Thieves Using Penny Jammed in Car Door Handle-Fiction!

Thieves Using Penny Jammed in Car Door Handle-Fiction! 

Summary of eRumor:
Jamming a penny in a car door handle prevents automatic locks from working and allows thieves to easily steal your possessions, according to online warnings.
The Truth:
We haven’t been able to find any credible reports of thieves using a penny in a door handle to break into cars, and warnings about that happening can easily be picked apart.
Penny in a door handle warnings surfaced on blog sites in early January 2016. These warnings claim that a thief can place a penny in a passenger-side door handle to prevent the central locking system from working. Then, when you return home in the evening, a thief can easily break into your unlocked car because the penny in the door handle prevented the locking system from working.
The first fatal flaw with the penny in the door theory is that door handles aren’t designed to open when they’re only opened slightly. The width of a penny (.0598 inches) wouldn’t open a car door handle enough to trigger the unlatching mechanism connected to the door handle.
Also, most cars with central locking systems have car door sensors that signal when all four or five doors are opened or closed. So, if a penny or coin were thick enough to unlatch the door handle, you’d receive a “door ajar” dashboard alert. Modern cars have separate door latch sensors for each door, so you’d immediately know if the sensor’s circuit weren’t completed. Ehow.com reports:

The way the sensors work can vary. One type of sensor can be an electrical proximity one for the “your door is ajar” signal.
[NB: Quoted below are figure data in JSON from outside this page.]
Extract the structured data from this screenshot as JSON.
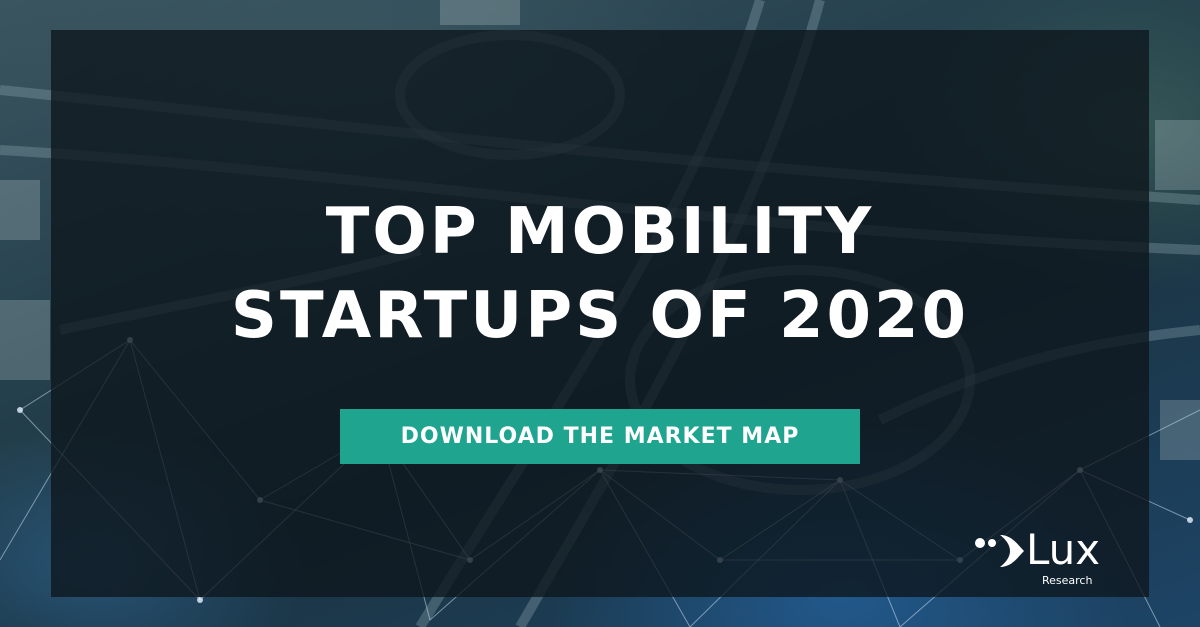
{
  "headline": {
    "line1": "TOP MOBILITY",
    "line2": "STARTUPS OF 2020"
  },
  "cta": {
    "label": "DOWNLOAD THE MARKET MAP"
  },
  "logo": {
    "name": "Lux",
    "tagline": "Research"
  },
  "colors": {
    "cta_background": "#1fa58f",
    "overlay": "#0d161c",
    "text": "#ffffff"
  },
  "icons": [
    "network-mesh-icon",
    "lux-logo-mark-icon"
  ]
}
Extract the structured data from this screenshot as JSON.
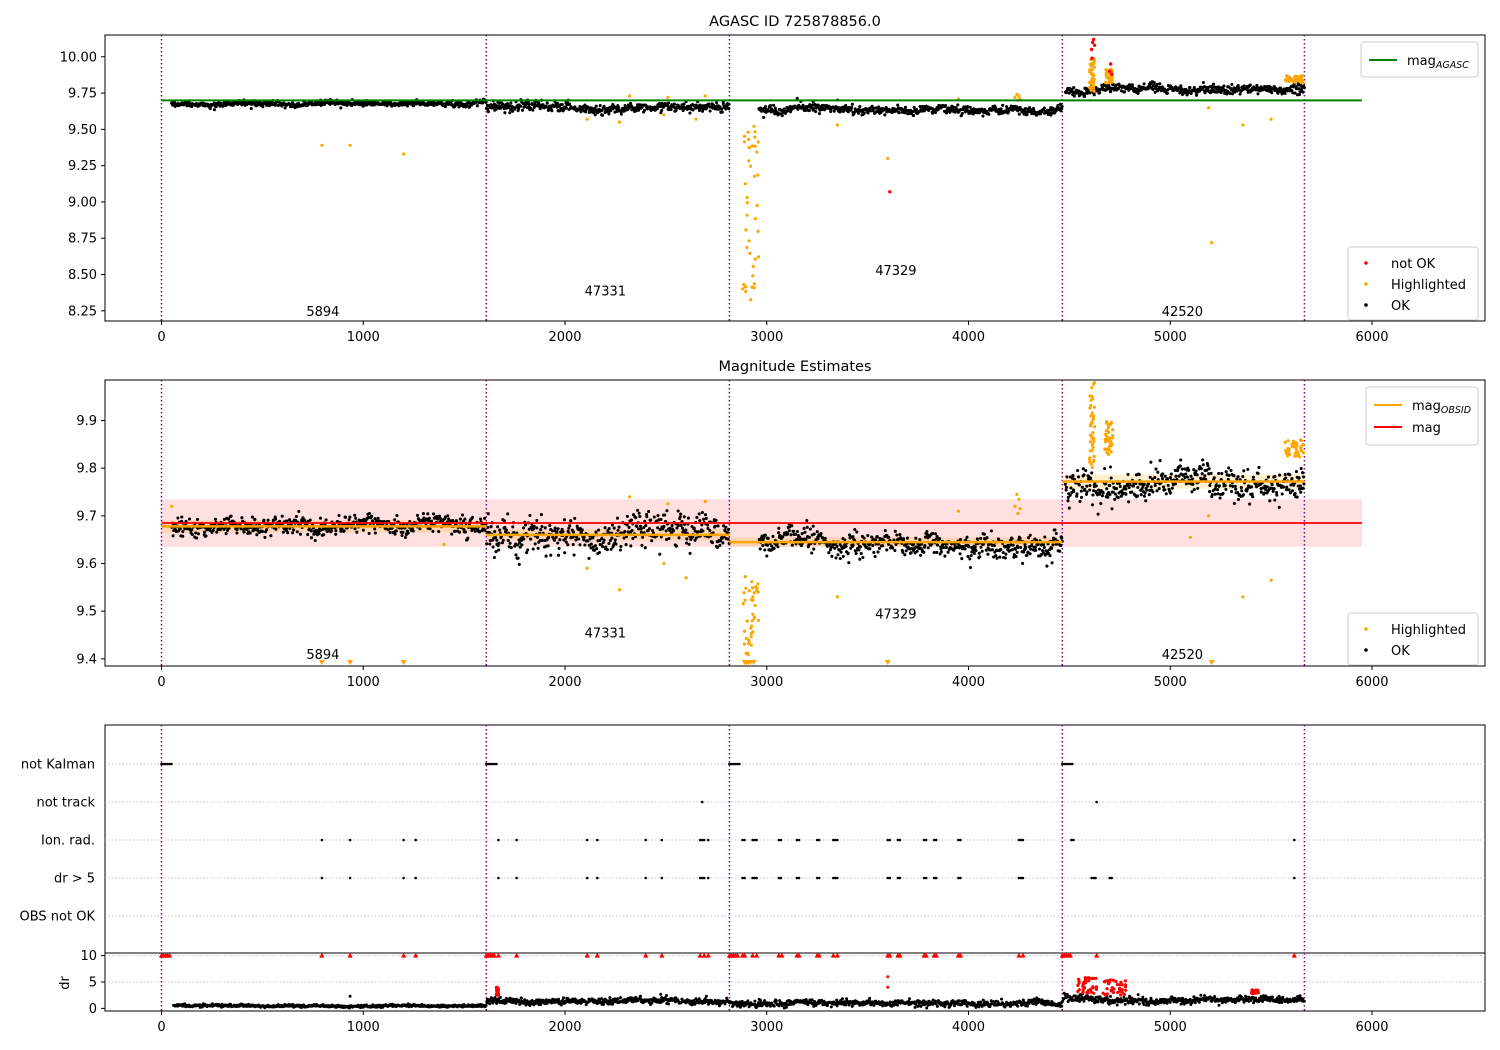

On the vehicle itself would be a wafer-thin magnetic strip; the door would have an opposing strip that has a wire running inside the door and into the junction box. The junction box would then have another wire running into the car’s computer that has yet another wire attached to a small speaker in your dash board. As long as the door was closed, the magnetic strip on the door could read the opposite one on the car, keeping the electrical circuit closed. But if the car door was open and the door magnet was too far away from the car magnet, the circuit would be open. The computer would then read that the door circuit is now open. It would send a signal to the speaker to make the announcement that your car door is ajar.

We also tried the penny in the door trick on multiple cars, and it didn’t work on any of them.
Because there haven’t been any credible reports of thieves using the penny in the car door trick, and various parts of the warning can easily be shot down based on how car doors and sensor system work, we’re calling this one fiction.